Un sistema que no se agota en las elecciones ni en la alternancia en el poder sino en el respeto a la divergencia y la pluralidad de miradas y opiniones. Saber que la filosofía de los derechos humanos es una concepción liberal, corazón jurídico de nuestra Constitución reformada. La libertad y la igualdad son derechos ciudadanos que van más allá de las reglamentaciones formales. Todos somos ciudadanos, sujetos de derechos.
Los argentinos recuperamos la rutina electoral, los cuarenta años sin golpes de Estado, un logro sobre nuestra historia que debemos conmemorar. Sin embargo, no rehabilitamos la política, asesinada por la dictadura, distorsionada por el autoritarismo que canceló la persuasión, razón de ser de la política.
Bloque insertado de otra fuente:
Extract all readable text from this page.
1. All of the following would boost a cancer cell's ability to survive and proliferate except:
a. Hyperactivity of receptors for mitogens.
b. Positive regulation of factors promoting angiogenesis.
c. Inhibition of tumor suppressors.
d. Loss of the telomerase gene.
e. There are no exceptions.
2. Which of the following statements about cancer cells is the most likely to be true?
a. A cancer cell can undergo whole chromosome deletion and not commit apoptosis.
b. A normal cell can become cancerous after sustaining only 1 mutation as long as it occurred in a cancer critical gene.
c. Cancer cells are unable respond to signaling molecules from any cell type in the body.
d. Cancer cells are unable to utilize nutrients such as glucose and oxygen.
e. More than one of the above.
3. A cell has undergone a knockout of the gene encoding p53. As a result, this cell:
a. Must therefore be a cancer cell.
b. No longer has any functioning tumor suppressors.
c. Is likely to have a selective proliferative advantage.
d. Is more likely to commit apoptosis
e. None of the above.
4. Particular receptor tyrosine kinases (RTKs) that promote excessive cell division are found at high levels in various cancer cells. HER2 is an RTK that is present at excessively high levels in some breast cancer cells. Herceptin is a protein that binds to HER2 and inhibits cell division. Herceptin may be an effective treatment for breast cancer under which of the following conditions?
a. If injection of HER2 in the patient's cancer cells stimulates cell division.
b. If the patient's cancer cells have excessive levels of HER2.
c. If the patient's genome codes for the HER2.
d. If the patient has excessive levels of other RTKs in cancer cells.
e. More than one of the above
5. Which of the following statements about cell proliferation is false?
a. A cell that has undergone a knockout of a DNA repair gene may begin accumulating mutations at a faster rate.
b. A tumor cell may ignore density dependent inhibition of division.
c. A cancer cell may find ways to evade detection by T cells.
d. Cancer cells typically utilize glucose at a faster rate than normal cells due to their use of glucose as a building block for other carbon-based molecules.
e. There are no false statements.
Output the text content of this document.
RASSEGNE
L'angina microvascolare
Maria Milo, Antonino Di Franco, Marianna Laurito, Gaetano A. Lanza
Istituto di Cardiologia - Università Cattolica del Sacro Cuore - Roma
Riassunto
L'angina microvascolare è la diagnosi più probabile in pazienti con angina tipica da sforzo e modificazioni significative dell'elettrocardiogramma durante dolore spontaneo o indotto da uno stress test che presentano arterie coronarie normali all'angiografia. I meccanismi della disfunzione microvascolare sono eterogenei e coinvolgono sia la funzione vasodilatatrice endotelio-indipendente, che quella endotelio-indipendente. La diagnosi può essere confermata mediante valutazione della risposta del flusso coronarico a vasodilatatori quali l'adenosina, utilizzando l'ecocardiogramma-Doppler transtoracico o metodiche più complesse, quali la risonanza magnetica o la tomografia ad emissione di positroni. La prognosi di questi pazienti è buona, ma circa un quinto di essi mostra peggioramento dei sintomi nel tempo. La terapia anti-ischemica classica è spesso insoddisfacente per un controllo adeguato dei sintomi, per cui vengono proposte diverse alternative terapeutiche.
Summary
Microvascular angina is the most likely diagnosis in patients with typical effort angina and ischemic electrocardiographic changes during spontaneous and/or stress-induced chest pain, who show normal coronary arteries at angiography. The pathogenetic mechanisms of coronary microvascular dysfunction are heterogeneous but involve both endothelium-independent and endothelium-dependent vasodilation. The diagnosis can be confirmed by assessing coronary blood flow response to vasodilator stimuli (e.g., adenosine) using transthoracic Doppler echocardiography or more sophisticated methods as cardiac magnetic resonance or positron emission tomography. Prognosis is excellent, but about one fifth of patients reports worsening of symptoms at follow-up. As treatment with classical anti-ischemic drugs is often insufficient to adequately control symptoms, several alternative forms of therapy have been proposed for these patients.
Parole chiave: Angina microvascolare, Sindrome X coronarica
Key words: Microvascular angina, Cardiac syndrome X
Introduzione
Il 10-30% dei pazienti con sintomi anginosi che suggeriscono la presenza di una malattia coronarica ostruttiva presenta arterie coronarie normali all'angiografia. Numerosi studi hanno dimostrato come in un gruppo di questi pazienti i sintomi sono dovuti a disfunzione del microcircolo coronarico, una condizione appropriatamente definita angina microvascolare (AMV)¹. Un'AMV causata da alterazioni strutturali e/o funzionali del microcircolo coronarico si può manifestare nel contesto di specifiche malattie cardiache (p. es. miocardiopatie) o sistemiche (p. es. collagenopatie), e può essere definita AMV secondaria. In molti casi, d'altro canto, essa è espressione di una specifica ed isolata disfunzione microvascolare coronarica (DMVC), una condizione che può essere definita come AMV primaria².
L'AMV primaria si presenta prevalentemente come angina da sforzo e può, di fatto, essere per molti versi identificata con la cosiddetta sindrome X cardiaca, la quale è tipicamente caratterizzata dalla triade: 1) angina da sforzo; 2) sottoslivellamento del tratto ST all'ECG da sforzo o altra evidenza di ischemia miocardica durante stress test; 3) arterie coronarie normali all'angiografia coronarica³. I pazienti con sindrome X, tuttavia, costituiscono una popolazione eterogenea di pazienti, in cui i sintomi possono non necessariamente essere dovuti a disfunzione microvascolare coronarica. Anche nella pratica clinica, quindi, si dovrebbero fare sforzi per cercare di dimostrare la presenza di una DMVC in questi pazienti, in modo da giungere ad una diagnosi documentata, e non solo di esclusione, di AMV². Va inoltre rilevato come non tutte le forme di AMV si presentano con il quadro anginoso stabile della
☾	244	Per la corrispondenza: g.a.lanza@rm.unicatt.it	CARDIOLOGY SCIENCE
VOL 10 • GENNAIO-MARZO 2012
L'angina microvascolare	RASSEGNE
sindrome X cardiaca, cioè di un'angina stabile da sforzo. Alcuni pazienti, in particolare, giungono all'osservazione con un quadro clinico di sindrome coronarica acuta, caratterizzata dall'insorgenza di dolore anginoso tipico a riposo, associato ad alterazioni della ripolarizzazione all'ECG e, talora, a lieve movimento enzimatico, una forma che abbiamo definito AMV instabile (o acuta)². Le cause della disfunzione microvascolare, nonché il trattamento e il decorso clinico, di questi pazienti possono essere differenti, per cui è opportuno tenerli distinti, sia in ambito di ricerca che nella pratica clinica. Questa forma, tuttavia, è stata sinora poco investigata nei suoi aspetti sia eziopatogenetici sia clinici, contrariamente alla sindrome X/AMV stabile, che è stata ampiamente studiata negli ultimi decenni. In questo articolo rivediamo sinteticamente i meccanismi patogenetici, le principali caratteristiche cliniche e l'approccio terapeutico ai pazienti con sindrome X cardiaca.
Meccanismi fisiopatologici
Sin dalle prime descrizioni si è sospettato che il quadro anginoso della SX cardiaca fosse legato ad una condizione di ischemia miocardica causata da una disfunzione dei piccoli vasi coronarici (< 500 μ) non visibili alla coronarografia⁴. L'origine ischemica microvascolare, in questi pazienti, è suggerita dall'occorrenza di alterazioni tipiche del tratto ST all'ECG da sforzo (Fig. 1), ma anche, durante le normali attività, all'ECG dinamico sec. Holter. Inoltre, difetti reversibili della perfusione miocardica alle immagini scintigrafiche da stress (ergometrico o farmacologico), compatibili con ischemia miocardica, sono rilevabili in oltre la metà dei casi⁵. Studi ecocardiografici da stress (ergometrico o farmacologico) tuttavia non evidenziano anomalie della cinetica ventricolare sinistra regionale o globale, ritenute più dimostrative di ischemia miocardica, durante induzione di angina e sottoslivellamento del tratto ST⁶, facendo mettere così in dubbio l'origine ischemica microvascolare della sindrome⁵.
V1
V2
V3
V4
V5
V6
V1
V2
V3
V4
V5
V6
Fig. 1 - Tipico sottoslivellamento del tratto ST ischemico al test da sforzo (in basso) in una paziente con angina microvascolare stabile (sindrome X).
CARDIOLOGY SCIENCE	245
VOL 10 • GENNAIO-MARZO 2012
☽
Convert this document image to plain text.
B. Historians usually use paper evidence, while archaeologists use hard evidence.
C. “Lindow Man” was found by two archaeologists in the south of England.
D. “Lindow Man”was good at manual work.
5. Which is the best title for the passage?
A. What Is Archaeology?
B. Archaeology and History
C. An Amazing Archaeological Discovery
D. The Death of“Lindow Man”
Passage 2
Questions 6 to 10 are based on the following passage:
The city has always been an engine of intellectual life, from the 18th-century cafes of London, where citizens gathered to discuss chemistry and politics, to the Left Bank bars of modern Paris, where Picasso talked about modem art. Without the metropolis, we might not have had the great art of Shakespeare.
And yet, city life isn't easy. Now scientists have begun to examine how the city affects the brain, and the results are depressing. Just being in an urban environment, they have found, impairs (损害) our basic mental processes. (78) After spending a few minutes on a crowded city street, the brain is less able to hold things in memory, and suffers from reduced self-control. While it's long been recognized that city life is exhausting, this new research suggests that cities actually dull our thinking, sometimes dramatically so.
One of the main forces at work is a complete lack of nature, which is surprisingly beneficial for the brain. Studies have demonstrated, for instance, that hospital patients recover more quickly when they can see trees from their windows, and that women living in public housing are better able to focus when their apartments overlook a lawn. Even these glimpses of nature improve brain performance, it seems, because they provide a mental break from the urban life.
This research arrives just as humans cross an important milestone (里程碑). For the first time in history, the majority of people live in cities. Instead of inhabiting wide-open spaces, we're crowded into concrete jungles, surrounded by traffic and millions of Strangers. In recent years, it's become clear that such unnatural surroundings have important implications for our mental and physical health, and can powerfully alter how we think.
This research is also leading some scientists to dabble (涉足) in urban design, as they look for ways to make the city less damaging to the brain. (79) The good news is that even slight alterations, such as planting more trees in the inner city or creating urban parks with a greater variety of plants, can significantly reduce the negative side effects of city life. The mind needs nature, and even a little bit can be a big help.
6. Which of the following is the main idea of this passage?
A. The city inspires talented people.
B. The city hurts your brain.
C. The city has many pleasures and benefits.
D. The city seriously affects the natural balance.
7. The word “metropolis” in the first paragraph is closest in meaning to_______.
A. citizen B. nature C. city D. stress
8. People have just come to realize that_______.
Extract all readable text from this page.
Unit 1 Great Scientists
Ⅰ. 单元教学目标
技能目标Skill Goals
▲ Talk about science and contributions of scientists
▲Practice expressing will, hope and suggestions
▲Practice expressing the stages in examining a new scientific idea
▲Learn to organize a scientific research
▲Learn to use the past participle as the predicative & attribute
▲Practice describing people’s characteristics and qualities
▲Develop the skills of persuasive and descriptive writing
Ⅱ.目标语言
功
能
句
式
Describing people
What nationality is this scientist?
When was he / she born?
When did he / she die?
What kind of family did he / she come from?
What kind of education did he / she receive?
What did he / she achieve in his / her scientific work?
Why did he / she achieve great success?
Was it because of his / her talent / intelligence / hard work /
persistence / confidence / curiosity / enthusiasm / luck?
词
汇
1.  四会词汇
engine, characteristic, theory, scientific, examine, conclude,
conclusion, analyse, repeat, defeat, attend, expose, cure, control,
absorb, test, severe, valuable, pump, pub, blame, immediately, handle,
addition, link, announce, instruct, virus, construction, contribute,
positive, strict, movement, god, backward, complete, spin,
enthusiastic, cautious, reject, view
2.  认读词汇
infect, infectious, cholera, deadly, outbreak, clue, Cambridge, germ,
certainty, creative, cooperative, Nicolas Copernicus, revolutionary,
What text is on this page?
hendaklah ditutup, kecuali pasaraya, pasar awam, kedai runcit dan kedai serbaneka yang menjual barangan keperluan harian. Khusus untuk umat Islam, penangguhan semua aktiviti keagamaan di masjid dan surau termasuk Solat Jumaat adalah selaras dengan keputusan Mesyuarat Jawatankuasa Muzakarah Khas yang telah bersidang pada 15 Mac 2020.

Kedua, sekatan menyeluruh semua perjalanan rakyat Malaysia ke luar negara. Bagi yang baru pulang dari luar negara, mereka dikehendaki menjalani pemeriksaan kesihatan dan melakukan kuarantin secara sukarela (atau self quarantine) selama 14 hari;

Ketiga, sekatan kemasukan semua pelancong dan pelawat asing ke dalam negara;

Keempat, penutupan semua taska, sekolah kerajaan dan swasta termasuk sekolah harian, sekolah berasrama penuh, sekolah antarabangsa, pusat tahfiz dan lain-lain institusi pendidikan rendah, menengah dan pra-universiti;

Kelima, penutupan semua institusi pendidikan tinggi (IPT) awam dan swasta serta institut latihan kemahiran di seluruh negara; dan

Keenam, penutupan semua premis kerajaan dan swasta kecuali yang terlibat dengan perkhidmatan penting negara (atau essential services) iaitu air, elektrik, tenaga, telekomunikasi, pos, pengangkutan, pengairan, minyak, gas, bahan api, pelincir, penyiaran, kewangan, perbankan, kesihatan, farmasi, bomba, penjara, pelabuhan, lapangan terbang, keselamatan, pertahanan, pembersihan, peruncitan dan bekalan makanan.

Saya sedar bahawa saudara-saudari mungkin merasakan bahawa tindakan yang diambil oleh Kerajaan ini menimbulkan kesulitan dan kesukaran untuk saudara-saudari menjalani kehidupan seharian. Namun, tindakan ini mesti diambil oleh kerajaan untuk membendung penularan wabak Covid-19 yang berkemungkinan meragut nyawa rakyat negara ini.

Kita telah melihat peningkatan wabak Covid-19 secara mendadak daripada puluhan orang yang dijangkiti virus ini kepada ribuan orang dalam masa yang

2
El pragmatismo ramplón del “es lo que hay” vacía el debate público. Sobreabundan las descalificaciones personales, los insultos y los adjetivos. Los hechos no importan, nos entretienen las fábulas y los chismes.
El decir público, el que se escucha en los medios, circula por las redes, ya sea de los dirigentes o la gente, suena vulgar, altisonante, como si lo único que supiéramos hacer fuera insultar.
Ese desprecio hecho palabras mide nuestro atraso cultural político. La calidad del debate revela la calidad de la democracia. Con la política identificada con la mentira y la impostura, la hipocresía es la que explica la bronca, el enojo con aquellos que debieron garantizar los derechos ciudadanos, y en su lugar se convirtieron en dinastías familiares privilegiadas.
Pero la ira solo trae violencia, no termina con la injusticia. Esa es la responsabilidad que debemos poner sobre los hombros de todos aquellos que dentro de un mes decidirán sobre nuestras vidas.
Entonces, sabremos si la Plaza de Mayo se llenará de protestas o cantos de alegría porque aprendimos que la democracia no se decreta, es un proceso que demanda paciencia y ciudadanos responsables que no se asocian a la ira ni al odio.
Publicado en Clarín el 21 de septiembre de 2023.